The `.hadooprc` file can also be used to extend functionality and teach Hadoop new tricks.  For example, to run hadoop commands accessing the server referenced in the environment variable `${HADOOP_SERVER}`, the following in the `.hadooprc` will do just that:

```bash

if [[ -n ${HADOOP_SERVER} ]]; then
  HADOOP_CONF_DIR=/etc/hadoop.${HADOOP_SERVER}
fi
```

## Administrator Environment

There are many environment variables that impact how the system operates.  By far, the most important are the series of `_OPTS` variables that control how daemons work.  These variables should contain all of the relevant settings for those daemons.

More, detailed information is contained in `hadoop-env.sh` and the other env.sh files.

Advanced administrators may wish to supplement or do some platform-specific fixes to the existing scripts.  In some systems, this means copying the errant script or creating a custom build with these changes.  Hadoop provides the capabilities to do function overrides so that the existing code base may be changed in place without all of that work.  Replacing functions is covered later under the Shell API documentation.

## Developer and Advanced Administrator Environment

### Shell Profiles

Apache Hadoop allows for third parties to easily add new features through a variety of pluggable interfaces.  This includes a shell code subsystem that makes it easy to inject the necessary content into the base installation.
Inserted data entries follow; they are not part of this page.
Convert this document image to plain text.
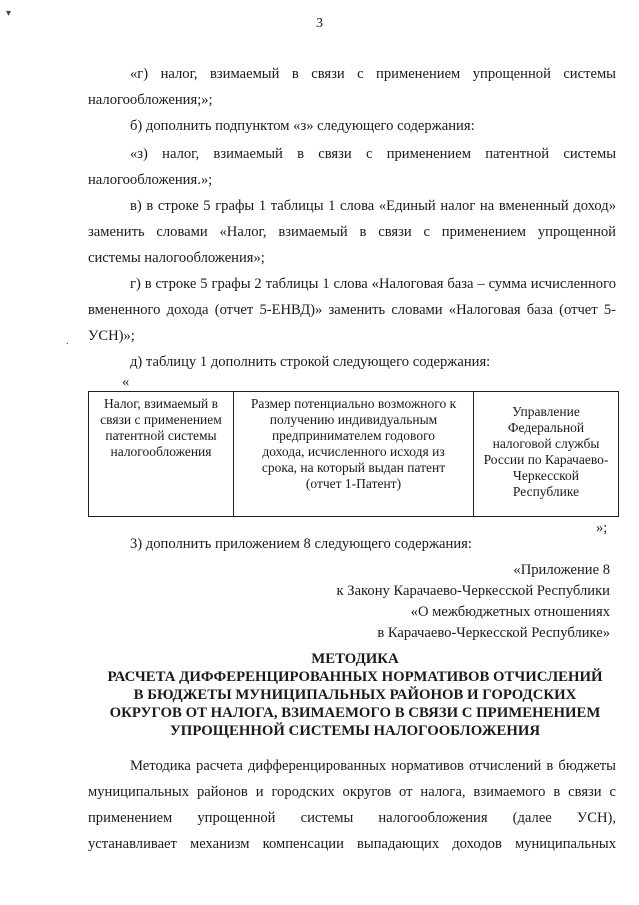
▾
.
3
«г) налог, взимаемый в связи с применением упрощенной системы
налогообложения;»;
б) дополнить подпунктом «з» следующего содержания:
«з) налог, взимаемый в связи с применением патентной системы
налогообложения.»;
в) в строке 5 графы 1 таблицы 1 слова «Единый налог на вмененный доход»
заменить словами «Налог, взимаемый в связи с применением упрощенной
системы налогообложения»;
г) в строке 5 графы 2 таблицы 1 слова «Налоговая база – сумма исчисленного
вмененного дохода (отчет 5-ЕНВД)» заменить словами «Налоговая база (отчет 5-
УСН)»;
д) таблицу 1 дополнить строкой следующего содержания:
«
Налог, взимаемый в
связи с применением
патентной системы
налогообложения

Размер потенциально возможного к
получению индивидуальным
предпринимателем годового
дохода, исчисленного исходя из
срока, на который выдан патент
(отчет 1-Патент)

Управление
Федеральной
налоговой службы
России по Карачаево-
Черкесской
Республике
»;
3) дополнить приложением 8 следующего содержания:
«Приложение 8
к Закону Карачаево-Черкесской Республики
«О межбюджетных отношениях
в Карачаево-Черкесской Республике»
МЕТОДИКА
РАСЧЕТА ДИФФЕРЕНЦИРОВАННЫХ НОРМАТИВОВ ОТЧИСЛЕНИЙ
В БЮДЖЕТЫ МУНИЦИПАЛЬНЫХ РАЙОНОВ И ГОРОДСКИХ
ОКРУГОВ ОТ НАЛОГА, ВЗИМАЕМОГО В СВЯЗИ С ПРИМЕНЕНИЕМ
УПРОЩЕННОЙ СИСТЕМЫ НАЛОГООБЛОЖЕНИЯ
Методика расчета дифференцированных нормативов отчислений в бюджеты
муниципальных районов и городских округов от налога, взимаемого в связи с
применением упрощенной системы налогообложения (далее УСН),
устанавливает механизм компенсации выпадающих доходов муниципальных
Core to this functionality is the concept of a shell profile.  Shell profiles are shell snippets that can do things such as add jars to the classpath, configure Java system properties and more.

Shell profiles may be installed in either `${HADOOP_CONF_DIR}/shellprofile.d` or `${HADOOP_PREFIX}/libexec/shellprofile.d`.  Shell profiles in the `libexec` directory are part of the base installation and cannot be overriden by the user.  Shell profiles in the configuration directory may be ignored if the end user changes the configuration directory at runtime.

An example of a shell profile is in the libexec directory.

## Shell API

Hadoop's shell code has a [function library](./UnixShellAPI.html) that is open for administrators and developers to use to assist in their configuration and advanced feature management.  These APIs follow the standard [Hadoop Interface Classification](./InterfaceClassification.html), with one addition: Replaceable.

The shell code allows for core functions to be overridden. However, not all functions can be or are safe to be replaced.  If a function is not safe to replace, it will have an attribute of Replaceable: No.  If a function is safe to replace, it will have the attribute of Replaceable: Yes.

In order to replace a function, create a file called `hadoop-user-functions.sh` in the `${HADOOP_CONF_DIR}` directory.  Simply define the new, replacement function in this file and the system will pick it up automatically.  There may be as many replacement functions as needed in this file.  Examples of function replacement are in the `hadoop-user-functions.sh.examples` file.


Functions that are marked Public and Stable are safe to use in shell profiles as-is.  Other functions may change in a minor release.